The companies at Africa Eats are cutting back that waste while also increasing yields. That is the opportunity, and it doesn’t require any scientific advances or technological breakthroughs. 99% of the effort in seizing this opportunity involves copying business models that were built in North America and Europe over the last 150 years, but more efficiently as nearly every farmer has a mobile phone and many have mobile money too.
How big is this opportunity? Unimaginably massive. Hundreds of billions of dollars, as it extends not just to the farmers, but to the whole supply chain serving those farmers, aggregating their outputs, transporting all that food to retailers, processing and logistics, all the way to the supermarkets, restaurants, and refrigerators, all of which need electricity to power the cold chain.
Another way to think about this is to simply follow the poverty.
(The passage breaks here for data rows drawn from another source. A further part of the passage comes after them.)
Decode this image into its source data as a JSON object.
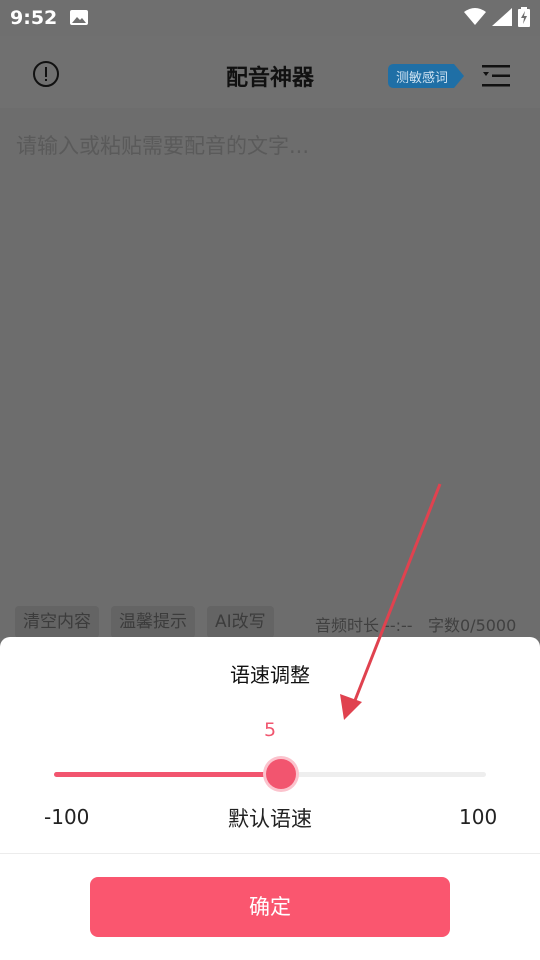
{
  "status_bar": {
    "time": "9:52",
    "icons": [
      "image-icon",
      "wifi-icon",
      "signal-icon",
      "battery-charging-icon"
    ]
  },
  "app_bar": {
    "title": "配音神器",
    "info_icon": "info-icon",
    "sensitive_badge": "测敏感词",
    "menu_icon": "menu-icon"
  },
  "editor": {
    "placeholder": "请输入或粘贴需要配音的文字..."
  },
  "toolbar": {
    "clear_label": "清空内容",
    "tips_label": "温馨提示",
    "ai_label": "AI改写",
    "audio_duration": "音频时长 --:--",
    "char_count": "字数0/5000"
  },
  "speed_sheet": {
    "title": "语速调整",
    "value": "5",
    "value_numeric": 5,
    "min_label": "-100",
    "max_label": "100",
    "default_label": "默认语速",
    "min": -100,
    "max": 100,
    "confirm_label": "确定"
  },
  "colors": {
    "accent": "#fa566f",
    "badge": "#1f6fa6",
    "overlay": "#6f6f6f",
    "annotation_arrow": "#e0424f"
  }
}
These massive opportunities exist where the business infrastructure is lacking, where the incomes are lowest. Pull up a global map of per-capita GPP, and the locations of these opportunities light up in orange and red.
Skip the countries that are still working on stable governing, and that still leaves most of Sub-Saharan Africa, nearly 1 billion people, and a gap of hundreds of billions of dollars to fill.
All this leads back to the projections for Africa Eats’ portfolio of companies. We’ve already seen them grow more than 20x and foresee them growing that much again by the end of the 2020s.
And those projections are just the companies we worth with today. We’ll add more, as we follow this massive opportunity.